There has been a raft of policy measures churned out by No 10 in recent weeks. Some old, some new, some recycled and nearly all without the level of detail that you would expect from a government that has given careful thought to its proposals.

The first chunk of steak thrown during Operation Red Meat was a pledge to change how the BBC is funded. In a chaotic Commons statement, the Culture Secretary couldn’t say what would replace the licence fee but she seemed sure that somebody, at some point, would come up with an idea.

And according to the chief secretary to the Treasury, Simon Clarke, a decision will be made "in the course of the next few days’’ on whether mandatory vaccination for NHS workers in England will be scrapped. In a development that will please many Tory backbenchers who have been critical of the policy, a U-turn looks imminent.

We don’t yet know what this sudden change of heart will mean for the 40,000 care home staff who lost their jobs overnight when a similar policy came into force for them last November.

In his efforts to throw out policies and platitudes to stave off letters of No Confidence, Boris Johnson is, true to type, leaving chaos in his wake.

Perhaps Operation Red Meat should be renamed. Operation Kitchen Sink seems more appropriate.

Boris Johnson’s defenders haven’t had much material to work with as they humiliate themselves on television to protect the prime minister. You know you’re in trouble when the case for the defence rests on "he was ambushed by a cake’’.

Polls show that the public has already made up its mind on Partygate. Most people think Boris Johnson lied about parties and most people believe he should do the decent thing and resign.

Against that backdrop, the only thing supportive MPs have in left in their arsenal is to return to Boris Johnson’s greatest hits.

Which is why they are suddenly so keen to remind us that Boris Johnson fulfilled his election promise to "Get Brexit Done’’.

The details, naturally, are skimmed over. They say nothing of the disruption it has brought and there has been no mention of the many Brexit dividends that were promised that show no sign of ever being delivered.

Yet now, on the second anniversary of our departure from the EU, the prime minister is promising a Brexit Freedoms Bill which he says will 'unleash the benefits of Brexit’ by cutting £1b of ‘red tape’ for British businesses.

When can we expect this new Brexit unicorn? "In due course’’.

Anything – however scant on detail – that includes the words Brexit and Freedom is sure to please Tory backbenchers, but not everybody is happy.

The SNP’s Angus Robertson says the plan was announced with "little discussion, consultation with, or indeed respect for, the Scottish parliament and government’’.

"Within days of the UK government promising more respectful ways of working, we were informed of what is clearly a rushed exercise over the weekend with nothing more than a vague verbal briefing.

"If these proposals involve changing the law in devolved policy areas, then pressing ahead without the consent of the Scottish parliament would demonstrate yet again the UK government's intent to undermine devolution."

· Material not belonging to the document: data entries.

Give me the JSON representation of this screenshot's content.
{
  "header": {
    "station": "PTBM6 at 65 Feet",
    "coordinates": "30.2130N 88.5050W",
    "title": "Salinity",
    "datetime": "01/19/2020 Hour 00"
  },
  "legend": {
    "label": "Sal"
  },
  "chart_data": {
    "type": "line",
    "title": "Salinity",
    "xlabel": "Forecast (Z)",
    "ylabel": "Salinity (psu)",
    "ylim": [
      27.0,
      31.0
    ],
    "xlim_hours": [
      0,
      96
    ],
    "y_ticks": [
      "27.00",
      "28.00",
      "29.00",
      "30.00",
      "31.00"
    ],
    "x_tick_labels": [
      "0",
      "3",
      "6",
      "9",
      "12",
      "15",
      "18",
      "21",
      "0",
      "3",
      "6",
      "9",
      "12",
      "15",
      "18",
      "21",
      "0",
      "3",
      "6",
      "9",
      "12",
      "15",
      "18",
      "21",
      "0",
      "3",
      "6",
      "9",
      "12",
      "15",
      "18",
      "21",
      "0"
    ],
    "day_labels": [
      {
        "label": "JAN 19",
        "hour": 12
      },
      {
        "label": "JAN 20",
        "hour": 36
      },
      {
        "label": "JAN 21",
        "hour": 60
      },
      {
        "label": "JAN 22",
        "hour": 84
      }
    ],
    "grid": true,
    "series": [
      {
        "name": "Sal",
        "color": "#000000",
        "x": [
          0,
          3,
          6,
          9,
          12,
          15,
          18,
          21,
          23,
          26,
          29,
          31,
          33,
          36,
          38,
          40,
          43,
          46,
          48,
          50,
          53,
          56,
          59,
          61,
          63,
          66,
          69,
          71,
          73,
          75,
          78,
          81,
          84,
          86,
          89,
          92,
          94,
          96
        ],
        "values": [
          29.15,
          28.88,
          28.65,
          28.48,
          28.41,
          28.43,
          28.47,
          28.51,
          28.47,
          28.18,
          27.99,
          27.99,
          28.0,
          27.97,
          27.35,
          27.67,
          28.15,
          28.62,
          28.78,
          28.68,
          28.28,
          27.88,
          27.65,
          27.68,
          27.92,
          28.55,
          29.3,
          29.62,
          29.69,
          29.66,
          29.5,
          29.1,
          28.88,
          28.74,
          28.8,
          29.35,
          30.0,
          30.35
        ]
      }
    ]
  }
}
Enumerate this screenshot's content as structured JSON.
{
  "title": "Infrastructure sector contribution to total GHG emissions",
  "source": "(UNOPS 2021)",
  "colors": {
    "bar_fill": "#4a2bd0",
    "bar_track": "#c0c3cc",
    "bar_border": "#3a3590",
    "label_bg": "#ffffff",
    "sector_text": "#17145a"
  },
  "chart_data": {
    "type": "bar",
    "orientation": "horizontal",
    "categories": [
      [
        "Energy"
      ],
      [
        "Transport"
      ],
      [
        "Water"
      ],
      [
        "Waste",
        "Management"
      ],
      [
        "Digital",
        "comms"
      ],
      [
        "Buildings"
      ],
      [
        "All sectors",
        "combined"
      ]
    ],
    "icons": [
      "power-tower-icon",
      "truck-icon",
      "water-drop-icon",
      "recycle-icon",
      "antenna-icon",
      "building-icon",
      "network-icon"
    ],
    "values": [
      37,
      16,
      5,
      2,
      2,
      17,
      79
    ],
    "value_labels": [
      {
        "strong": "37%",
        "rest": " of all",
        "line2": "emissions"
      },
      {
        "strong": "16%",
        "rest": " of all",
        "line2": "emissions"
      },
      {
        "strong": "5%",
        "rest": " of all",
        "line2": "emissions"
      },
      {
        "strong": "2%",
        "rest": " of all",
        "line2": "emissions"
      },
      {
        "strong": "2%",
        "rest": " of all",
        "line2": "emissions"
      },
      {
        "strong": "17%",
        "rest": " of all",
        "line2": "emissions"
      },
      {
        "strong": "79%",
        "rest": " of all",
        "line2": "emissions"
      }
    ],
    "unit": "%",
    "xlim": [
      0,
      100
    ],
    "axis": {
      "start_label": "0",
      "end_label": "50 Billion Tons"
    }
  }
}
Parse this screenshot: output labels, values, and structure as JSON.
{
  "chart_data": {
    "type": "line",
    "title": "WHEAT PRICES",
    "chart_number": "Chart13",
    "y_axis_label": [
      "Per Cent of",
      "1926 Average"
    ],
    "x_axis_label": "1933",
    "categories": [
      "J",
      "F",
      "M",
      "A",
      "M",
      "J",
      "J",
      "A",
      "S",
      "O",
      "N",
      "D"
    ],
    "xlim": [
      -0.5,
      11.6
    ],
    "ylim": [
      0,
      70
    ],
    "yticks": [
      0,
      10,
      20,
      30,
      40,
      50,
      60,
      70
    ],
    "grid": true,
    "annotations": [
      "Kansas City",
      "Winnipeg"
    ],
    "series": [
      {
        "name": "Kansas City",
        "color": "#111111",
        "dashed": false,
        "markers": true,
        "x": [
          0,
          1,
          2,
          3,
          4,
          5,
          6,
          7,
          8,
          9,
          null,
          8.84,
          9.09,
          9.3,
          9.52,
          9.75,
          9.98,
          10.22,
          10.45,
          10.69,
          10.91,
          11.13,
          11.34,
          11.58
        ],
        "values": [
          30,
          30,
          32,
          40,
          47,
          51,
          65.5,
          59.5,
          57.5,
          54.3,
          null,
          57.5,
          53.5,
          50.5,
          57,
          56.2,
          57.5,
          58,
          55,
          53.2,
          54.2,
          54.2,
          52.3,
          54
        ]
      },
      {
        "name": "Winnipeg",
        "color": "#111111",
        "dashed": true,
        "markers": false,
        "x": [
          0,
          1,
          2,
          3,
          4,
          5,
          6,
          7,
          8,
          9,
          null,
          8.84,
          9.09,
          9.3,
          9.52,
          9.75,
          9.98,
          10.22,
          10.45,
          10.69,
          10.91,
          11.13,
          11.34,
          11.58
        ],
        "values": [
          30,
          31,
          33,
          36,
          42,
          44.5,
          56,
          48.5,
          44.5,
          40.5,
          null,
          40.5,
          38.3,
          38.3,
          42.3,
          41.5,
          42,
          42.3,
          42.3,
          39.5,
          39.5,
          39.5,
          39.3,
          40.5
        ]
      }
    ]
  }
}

This latest row between the Scottish and UK governments is just one more mess that Boris Johnson will have to clean up if he survives the next few weeks and clings on to power.

On Monday, the prime minister responded to the Sue-Lite report in a House of Commons statement.

He began by saying sorry. "I understand the anger that people feel.’’

"I get it. And I will fix it.’’

His colleagues in the chamber, including former prime minister Theresa May, appeared unconvinced by his latest attempt at contrition.

In the coming days, Tory MPs will, at long last, have to show their hands.

Have they been persuaded by Operation Kitchen Sink? Will they stand by their man?

Or will they decide – as the public already have – that his apologies and promises are as hollow as those from an unfaithful spouse that has been caught in a lie.

Whether Boris Johnson really has run out of road will depend more on those political calculations being made in the coming days than the scant contents and many redactions of the Sue Gray report.